Maria aveva bei sogni, come tutte le ragazze. E quelle nate sul finire dell’Ottocento, forse ne avevano di più. Era una ragazza semplice, e i suoi sogni lo erano altrettanto: un marito onesto e lavoratore, dei figli da crescere con amore. Non si aspettava niente di più, da quel secolo che iniziava carico di promesse.
Nella Viterbo di quei tempi tutti si conoscevano per soprannome. Maria la chiamavano Cochetta, perché era figlia del cuoco del Vescovo. Cochetta aveva incontrato un bel giovane, Lorenzo, e insieme avevano deciso di formare una famiglia. Nacquero tre maschietti: i sogni di Maria sembravano essersi tutti avverati.
Ma arrivò la Grande Guerra, a sconvolgere le vite della povera gente: Lorenzo fu richiamato sotto le armi. Lui, contadino trentenne, non ne sapeva niente di armi e di combattimenti.

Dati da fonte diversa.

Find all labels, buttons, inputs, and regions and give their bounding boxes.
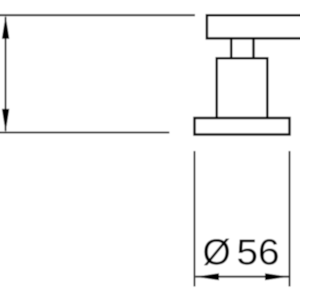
svg-text:56: 56 xyxy=(237,232,280,273)
svg-text:Ø: Ø xyxy=(203,232,231,273)
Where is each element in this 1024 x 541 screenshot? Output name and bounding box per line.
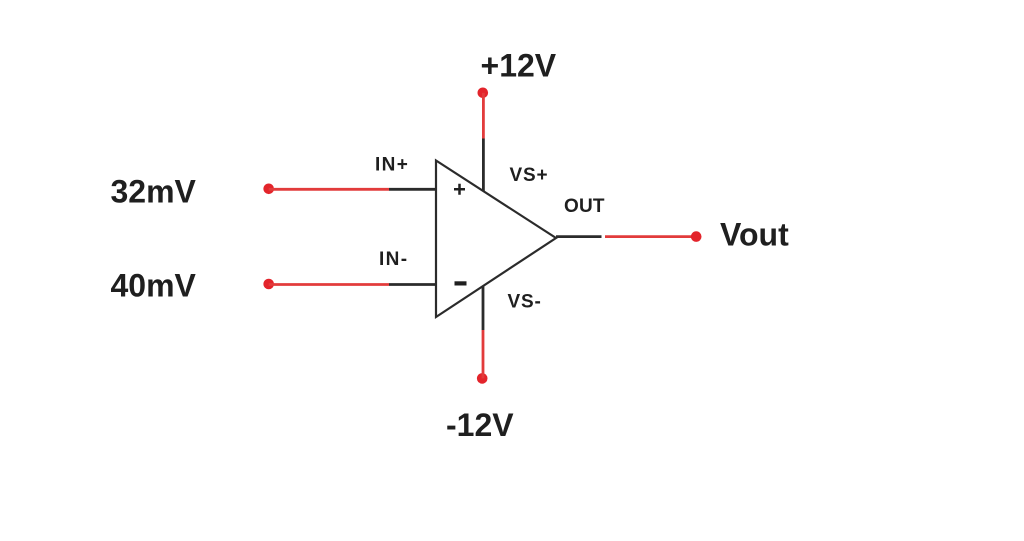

Ma il mostruoso appetito della guerra ingoia tutti senza fare distinzione: tutti erano adatti a fornire la carne da macello per le trincee. Si abbracciarono alla stazione del treno, e Maria promise al suo sposo che si sarebbe presa cura dei loro tre bambini. Fu un arrivederci, ma chissà se ci credevano veramente.
Era il 1917, e i combattimenti imperversavano nel cuore delle Dolomiti. Un giorno di maggio, su un altipiano dove oggi fioriscono i rododendri, Lorenzo cadde vittima di una granata e morì per le tremende ferite riportate. Maria divenne una giovane vedova, una donna sola con tre maschietti da sfamare.
Aveva un banchetto di frutta e verdura a piazza del Gesù, e prima dell’alba andava tutti i giorni a fare rifornimento ai mercati generali. Era una donna fiera, Maria, e fedele alla memoria del suo sposo. Per non dare nell’occhio in quel mondo declinato al maschile, nascondeva le chiome sotto un cappello e indossava dei pantaloni. Per scoraggiare apprezzamenti non desiderati, Maria si vestiva da uomo.
Questa è una delle rare immagini che restano di lei, ancora più speciale perché Maria indossa il suo abito più bello per il fotografo. Il bambino a sinistra è mio nonno paterno Angelo.
Non so cosa è restato dei tuoi sogni, Maria, quando la sera ti coricavi stanca per affrontare l’indomani una nuova pesante giornata. Quando allungavi la mano nel letto e trovavi, per l’ennesima volta, un posto vuoto. Guardando i tuoi figli addormentati avrai pensato che comunque ne fosse valsa la pena. Con la forza di carattere che avevi, di certo avresti potuto affrontare qualsiasi cosa. Spero di averne ereditata almeno un po’.
Oggi è la festa dei nonni, e mi è piaciuto ricordarti.